Architecture¶

Current repository structure¶

dfode_kit/cli/: CLI entrypoints and subcommands
dfode_kit/cases/: explicit case init, presets, sampling, and DeepFlame-facing helpers
dfode_kit/data/: contracts, HDF5 I/O, integration, augmentation, and labeling utilities
dfode_kit/models/: model architectures and registries
dfode_kit/training/: training configuration, training loops, registries, and preprocessing
docs/agents/: agent-facing operational and planning docs
tests/: lightweight repository and harness tests

Current refactor themes¶

1. Harness engineering¶

The repository now includes:

AGENTS.md
local verification commands
lightweight CI
documentation topology for agents and maintainers

2. Data contracts and workflow boundaries¶

A contracts layer is used to make HDF5 dataset assumptions explicit and testable. The canonical dfode_kit.data package now also owns the main data-preparation boundary:

HDF5 sampling outputs
HDF5-to-NumPy conversion
perturbation-based augmentation
CVODE/Cantera labeling
integration utilities used by downstream workflows

3. Config-driven training¶

The training stack is moving toward explicit config objects and registries so new model architectures and trainer types can be added without editing a monolithic training loop.

4. Agent-friendly CLI¶

The CLI now uses lighter command discovery and deferred heavy imports for improved usability in minimal environments.

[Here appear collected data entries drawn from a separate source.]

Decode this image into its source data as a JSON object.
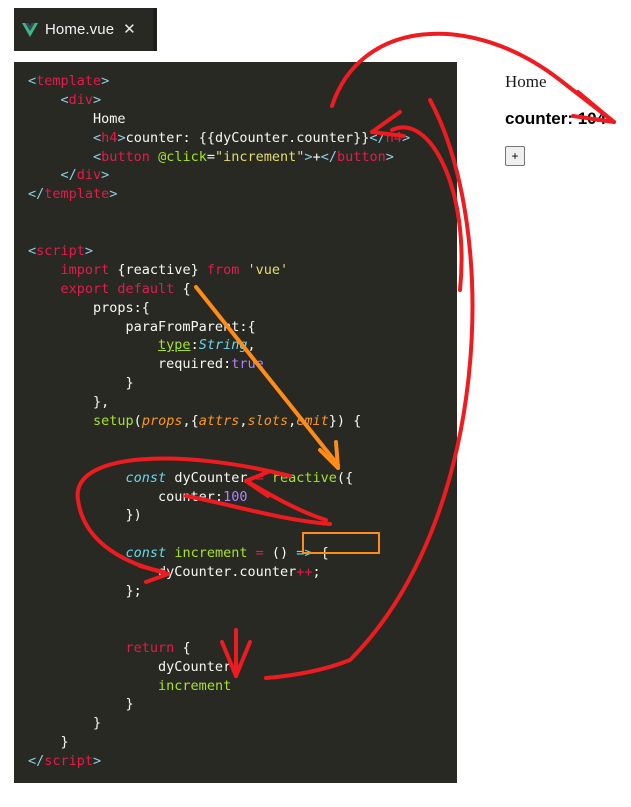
{
  "editor": {
    "tab": {
      "icon": "vue-logo-icon",
      "filename": "Home.vue",
      "close_glyph": "✕"
    },
    "background": "#282923",
    "code_lines": [
      {
        "id": "l1",
        "segments": [
          {
            "t": "<",
            "c": "pun-ang"
          },
          {
            "t": "template",
            "c": "tag"
          },
          {
            "t": ">",
            "c": "pun-ang"
          }
        ]
      },
      {
        "id": "l2",
        "segments": [
          {
            "t": "    ",
            "c": "plain"
          },
          {
            "t": "<",
            "c": "pun-ang"
          },
          {
            "t": "div",
            "c": "tag"
          },
          {
            "t": ">",
            "c": "pun-ang"
          }
        ]
      },
      {
        "id": "l3",
        "segments": [
          {
            "t": "        Home",
            "c": "plain"
          }
        ]
      },
      {
        "id": "l4",
        "segments": [
          {
            "t": "        ",
            "c": "plain"
          },
          {
            "t": "<",
            "c": "pun-ang"
          },
          {
            "t": "h4",
            "c": "tag"
          },
          {
            "t": ">",
            "c": "pun-ang"
          },
          {
            "t": "counter: {{dyCounter.counter}}",
            "c": "plain"
          },
          {
            "t": "</",
            "c": "pun-ang"
          },
          {
            "t": "h4",
            "c": "tag"
          },
          {
            "t": ">",
            "c": "pun-ang"
          }
        ]
      },
      {
        "id": "l5",
        "segments": [
          {
            "t": "        ",
            "c": "plain"
          },
          {
            "t": "<",
            "c": "pun-ang"
          },
          {
            "t": "button",
            "c": "tag"
          },
          {
            "t": " ",
            "c": "plain"
          },
          {
            "t": "@click",
            "c": "attr"
          },
          {
            "t": "=",
            "c": "plain"
          },
          {
            "t": "\"increment\"",
            "c": "str"
          },
          {
            "t": ">",
            "c": "pun-ang"
          },
          {
            "t": "+",
            "c": "plain"
          },
          {
            "t": "</",
            "c": "pun-ang"
          },
          {
            "t": "button",
            "c": "tag"
          },
          {
            "t": ">",
            "c": "pun-ang"
          }
        ]
      },
      {
        "id": "l6",
        "segments": [
          {
            "t": "    ",
            "c": "plain"
          },
          {
            "t": "</",
            "c": "pun-ang"
          },
          {
            "t": "div",
            "c": "tag"
          },
          {
            "t": ">",
            "c": "pun-ang"
          }
        ]
      },
      {
        "id": "l7",
        "segments": [
          {
            "t": "</",
            "c": "pun-ang"
          },
          {
            "t": "template",
            "c": "tag"
          },
          {
            "t": ">",
            "c": "pun-ang"
          }
        ]
      },
      {
        "id": "l8",
        "segments": [
          {
            "t": "",
            "c": "plain"
          }
        ]
      },
      {
        "id": "l9",
        "segments": [
          {
            "t": "",
            "c": "plain"
          }
        ]
      },
      {
        "id": "l10",
        "segments": [
          {
            "t": "<",
            "c": "pun-ang"
          },
          {
            "t": "script",
            "c": "tag"
          },
          {
            "t": ">",
            "c": "pun-ang"
          }
        ]
      },
      {
        "id": "l11",
        "segments": [
          {
            "t": "    ",
            "c": "plain"
          },
          {
            "t": "import",
            "c": "kw"
          },
          {
            "t": " {reactive} ",
            "c": "plain"
          },
          {
            "t": "from",
            "c": "kw"
          },
          {
            "t": " ",
            "c": "plain"
          },
          {
            "t": "'vue'",
            "c": "str"
          }
        ]
      },
      {
        "id": "l12",
        "segments": [
          {
            "t": "    ",
            "c": "plain"
          },
          {
            "t": "export default",
            "c": "kw"
          },
          {
            "t": " {",
            "c": "plain"
          }
        ]
      },
      {
        "id": "l13",
        "segments": [
          {
            "t": "        props:{",
            "c": "plain"
          }
        ]
      },
      {
        "id": "l14",
        "segments": [
          {
            "t": "            paraFromParent:{",
            "c": "plain"
          }
        ]
      },
      {
        "id": "l15",
        "segments": [
          {
            "t": "                ",
            "c": "plain"
          },
          {
            "t": "type",
            "c": "propname"
          },
          {
            "t": ":",
            "c": "plain"
          },
          {
            "t": "String",
            "c": "type"
          },
          {
            "t": ",",
            "c": "plain"
          }
        ]
      },
      {
        "id": "l16",
        "segments": [
          {
            "t": "                required:",
            "c": "plain"
          },
          {
            "t": "true",
            "c": "bool"
          }
        ]
      },
      {
        "id": "l17",
        "segments": [
          {
            "t": "            }",
            "c": "plain"
          }
        ]
      },
      {
        "id": "l18",
        "segments": [
          {
            "t": "        },",
            "c": "plain"
          }
        ]
      },
      {
        "id": "l19",
        "segments": [
          {
            "t": "        ",
            "c": "plain"
          },
          {
            "t": "setup",
            "c": "attr"
          },
          {
            "t": "(",
            "c": "plain"
          },
          {
            "t": "props",
            "c": "param"
          },
          {
            "t": ",{",
            "c": "plain"
          },
          {
            "t": "attrs",
            "c": "param"
          },
          {
            "t": ",",
            "c": "plain"
          },
          {
            "t": "slots",
            "c": "param"
          },
          {
            "t": ",",
            "c": "plain"
          },
          {
            "t": "emit",
            "c": "param"
          },
          {
            "t": "}) {",
            "c": "plain"
          }
        ]
      },
      {
        "id": "l20",
        "segments": [
          {
            "t": "",
            "c": "plain"
          }
        ]
      },
      {
        "id": "l21",
        "segments": [
          {
            "t": "",
            "c": "plain"
          }
        ]
      },
      {
        "id": "l22",
        "segments": [
          {
            "t": "            ",
            "c": "plain"
          },
          {
            "t": "const",
            "c": "ctrl"
          },
          {
            "t": " dyCounter ",
            "c": "plain"
          },
          {
            "t": "=",
            "c": "op"
          },
          {
            "t": " ",
            "c": "plain"
          },
          {
            "t": "reactive",
            "c": "attr"
          },
          {
            "t": "({",
            "c": "plain"
          }
        ]
      },
      {
        "id": "l23",
        "segments": [
          {
            "t": "                counter:",
            "c": "plain"
          },
          {
            "t": "100",
            "c": "num"
          }
        ]
      },
      {
        "id": "l24",
        "segments": [
          {
            "t": "            })",
            "c": "plain"
          }
        ]
      },
      {
        "id": "l25",
        "segments": [
          {
            "t": "",
            "c": "plain"
          }
        ]
      },
      {
        "id": "l26",
        "segments": [
          {
            "t": "            ",
            "c": "plain"
          },
          {
            "t": "const",
            "c": "ctrl"
          },
          {
            "t": " ",
            "c": "plain"
          },
          {
            "t": "increment",
            "c": "attr"
          },
          {
            "t": " ",
            "c": "plain"
          },
          {
            "t": "=",
            "c": "op"
          },
          {
            "t": " () ",
            "c": "plain"
          },
          {
            "t": "=>",
            "c": "type"
          },
          {
            "t": " {",
            "c": "plain"
          }
        ]
      },
      {
        "id": "l27",
        "segments": [
          {
            "t": "                dyCounter.counter",
            "c": "plain"
          },
          {
            "t": "++",
            "c": "op"
          },
          {
            "t": ";",
            "c": "plain"
          }
        ]
      },
      {
        "id": "l28",
        "segments": [
          {
            "t": "            };",
            "c": "plain"
          }
        ]
      },
      {
        "id": "l29",
        "segments": [
          {
            "t": "",
            "c": "plain"
          }
        ]
      },
      {
        "id": "l30",
        "segments": [
          {
            "t": "",
            "c": "plain"
          }
        ]
      },
      {
        "id": "l31",
        "segments": [
          {
            "t": "            ",
            "c": "plain"
          },
          {
            "t": "return",
            "c": "kw"
          },
          {
            "t": " {",
            "c": "plain"
          }
        ]
      },
      {
        "id": "l32",
        "segments": [
          {
            "t": "                dyCounter,",
            "c": "plain"
          }
        ]
      },
      {
        "id": "l33",
        "segments": [
          {
            "t": "                ",
            "c": "plain"
          },
          {
            "t": "increment",
            "c": "attr"
          }
        ]
      },
      {
        "id": "l34",
        "segments": [
          {
            "t": "            }",
            "c": "plain"
          }
        ]
      },
      {
        "id": "l35",
        "segments": [
          {
            "t": "        }",
            "c": "plain"
          }
        ]
      },
      {
        "id": "l36",
        "segments": [
          {
            "t": "    }",
            "c": "plain"
          }
        ]
      },
      {
        "id": "l37",
        "segments": [
          {
            "t": "</",
            "c": "pun-ang"
          },
          {
            "t": "script",
            "c": "tag"
          },
          {
            "t": ">",
            "c": "pun-ang"
          }
        ]
      }
    ]
  },
  "preview": {
    "heading": "Home",
    "counter_label": "counter: 104",
    "counter_value": 104,
    "increment_button_label": "+"
  },
  "annotations": {
    "highlight_color": "#ff8c1a",
    "arrow_color": "#ee1c21",
    "highlighted_token": "reactive"
  }
}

Architectural end state of the recent refactor¶

The repository has now completed the transition away from the older compatibility layout. In particular, these legacy layers are removed from main:

dfode_kit/cli_tools/
dfode_kit/df_interface/
dfode_kit/data_operations/
dfode_kit/runtime_config.py
legacy dfode_core model/train compatibility packages

The current published docs should therefore treat cli, cases, data, models, runtime, and training as the only canonical implementation homes.